S for IT said that although the Administration would create a legal charge in respect of the production line, it would provide flexibility for the funded projects by allowing the transfer of shareholding rights (rather than a transfer of the whole production line) and addition of new investors. CIT added that funding under RFS would be grants rather than loans, and would effectively reduce the funded enterprise’s investment risk by one-third. The aim of the legal charge, which would take effect over a few years, was to retain the funded production line in Hong Kong for a reasonable period in order to bring substantive economic benefits to Hong Kong.

 

Promotion of inward investment

Source countries of inward investment and factors affecting Hong Kong’s attractiveness for inward investment

Mr CHAN Chun-ying suggested that for the sake of better presentation, InvestHK should provide, in its future reports to the Panel, information on the top eight to 10 source markets of investment projects completed in the past five years, instead of the top five source markets as shown in the histogram under paragraph 11 of the Administration’s paper (LC Paper CB(1)1046/18-19(05)).
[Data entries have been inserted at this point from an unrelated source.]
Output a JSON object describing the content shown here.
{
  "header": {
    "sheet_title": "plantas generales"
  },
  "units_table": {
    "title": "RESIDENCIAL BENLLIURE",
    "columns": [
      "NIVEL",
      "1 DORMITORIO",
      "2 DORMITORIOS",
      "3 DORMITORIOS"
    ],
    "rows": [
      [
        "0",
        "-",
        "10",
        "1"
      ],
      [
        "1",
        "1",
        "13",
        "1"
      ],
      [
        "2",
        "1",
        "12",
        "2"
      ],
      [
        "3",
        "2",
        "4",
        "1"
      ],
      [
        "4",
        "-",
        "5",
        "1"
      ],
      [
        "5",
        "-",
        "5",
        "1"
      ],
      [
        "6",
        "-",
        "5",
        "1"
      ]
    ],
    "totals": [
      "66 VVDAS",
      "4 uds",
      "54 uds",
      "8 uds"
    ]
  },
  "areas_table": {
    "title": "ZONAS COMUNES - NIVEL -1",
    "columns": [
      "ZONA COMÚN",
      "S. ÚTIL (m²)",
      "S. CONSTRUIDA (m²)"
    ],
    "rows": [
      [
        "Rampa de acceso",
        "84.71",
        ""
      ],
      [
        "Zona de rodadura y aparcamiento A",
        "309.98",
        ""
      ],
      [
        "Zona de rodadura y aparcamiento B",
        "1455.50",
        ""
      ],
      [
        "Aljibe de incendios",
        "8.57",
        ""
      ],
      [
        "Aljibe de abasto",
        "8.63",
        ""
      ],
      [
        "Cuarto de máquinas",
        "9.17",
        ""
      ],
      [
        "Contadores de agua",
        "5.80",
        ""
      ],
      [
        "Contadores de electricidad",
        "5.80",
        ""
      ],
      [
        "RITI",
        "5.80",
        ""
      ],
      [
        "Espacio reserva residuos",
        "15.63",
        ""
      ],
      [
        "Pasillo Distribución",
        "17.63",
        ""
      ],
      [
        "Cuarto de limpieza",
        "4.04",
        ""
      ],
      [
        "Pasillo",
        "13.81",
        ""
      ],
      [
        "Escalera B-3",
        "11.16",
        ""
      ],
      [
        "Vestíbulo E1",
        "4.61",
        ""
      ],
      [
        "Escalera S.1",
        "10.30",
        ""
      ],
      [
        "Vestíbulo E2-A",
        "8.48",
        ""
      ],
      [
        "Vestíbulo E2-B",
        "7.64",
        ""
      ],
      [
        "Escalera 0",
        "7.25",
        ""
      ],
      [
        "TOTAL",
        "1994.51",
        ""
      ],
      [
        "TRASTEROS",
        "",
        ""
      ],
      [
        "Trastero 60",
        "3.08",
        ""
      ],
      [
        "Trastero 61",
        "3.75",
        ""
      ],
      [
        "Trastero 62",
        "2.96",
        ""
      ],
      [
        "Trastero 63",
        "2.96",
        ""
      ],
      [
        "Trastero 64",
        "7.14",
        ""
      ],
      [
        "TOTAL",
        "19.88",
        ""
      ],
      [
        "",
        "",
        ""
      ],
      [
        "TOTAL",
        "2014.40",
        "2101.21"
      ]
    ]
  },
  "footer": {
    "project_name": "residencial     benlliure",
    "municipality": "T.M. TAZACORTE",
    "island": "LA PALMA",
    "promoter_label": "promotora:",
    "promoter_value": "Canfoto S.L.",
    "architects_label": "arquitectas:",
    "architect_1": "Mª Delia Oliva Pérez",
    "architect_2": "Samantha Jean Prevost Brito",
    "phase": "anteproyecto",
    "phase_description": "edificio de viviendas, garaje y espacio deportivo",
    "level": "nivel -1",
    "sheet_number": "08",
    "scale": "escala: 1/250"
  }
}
DGIP noted Mr CHAN’s suggestion and undertook to follow up accordingly.

In response to Mr CHAN Chun-ying’s enquiry about InvestHK’s performance in respect of bringing in direct investment in 2018, DGIP advised that the total investment amount arising from projects completed by InvestHK in 2018 was HK$22.9 billion, creating a total of 5 268 jobs in 436 companies. ADGIP3 added that the figures on investment and jobs were provided by the companies concerned on a voluntary basis, and did not necessarily reflect the whole picture, as some of the companies had not disclosed relevant information to InvestHK.

Promotion focus of the StartmeupHK Team and the sector teams

StartmeupHK

Mr CHAN Chun-ying enquired about the effort of StartmeupHK team in assisting start-ups from overseas to set up or expand their businesses in Hong Kong.

DGIP advised that comprehensive support measures were provided for start-ups investing in Hong Kong, including multifarious funding schemes under ITF, tax reduction for R&D expenditure and admission schemes for outside talents, professionals and entrepreneurs. InvestHK would help these start-ups gain access to available funding schemes and support, and work with HKSP and Cyberport, as well as other private sector operators of accelerators, incubators and co-working spaces to support the development of start-ups.

Financial services sector and financial technology sector

Mr CHAN Chun-ying suggested that InvestHK should provide information on the performance of new entrants to the relevant industries to prospective investors when undertaking promotion work in the Mainland and overseas countries. He noted that in the pie charts in Annex B to the Administration’s paper (LC Paper No. CB(1)1046/18-19(05)), the financial services sector was presented as one sector from 2014 to 2016 under the breakdowns of completed projects by sector in the respective years, only to be divided into two separate sectors, namely the financial services sector and FinTech sector from 2017 onwards. He enquired about the rationale for the separate presentation of the two interrelated sectors.

DGIP advised that in its sector-specific promotional events in the Mainland and overseas, InvestHK would share with potential investors detailed information on market conditions of the relevant industry sectors, and case studies of how companies had leveraged Hong Kong as a base to develop their businesses in the Mainland and in Asia. He added that InvestHK, the Financial Services and Treasury Bureau and the three financial regulators had been working closely to develop Hong Kong’s FinTech ecosystem. InvestHK had also set up a dedicated FinTech team aiming to attract top innovative FinTech enterprises and FinTech start-ups worldwide to Hong Kong. As there was significant interplay between the FinTech ecosystem and the traditional financial services sector, the FinTech team worked closely with the team responsible for the financial services sector in a collaborative manner.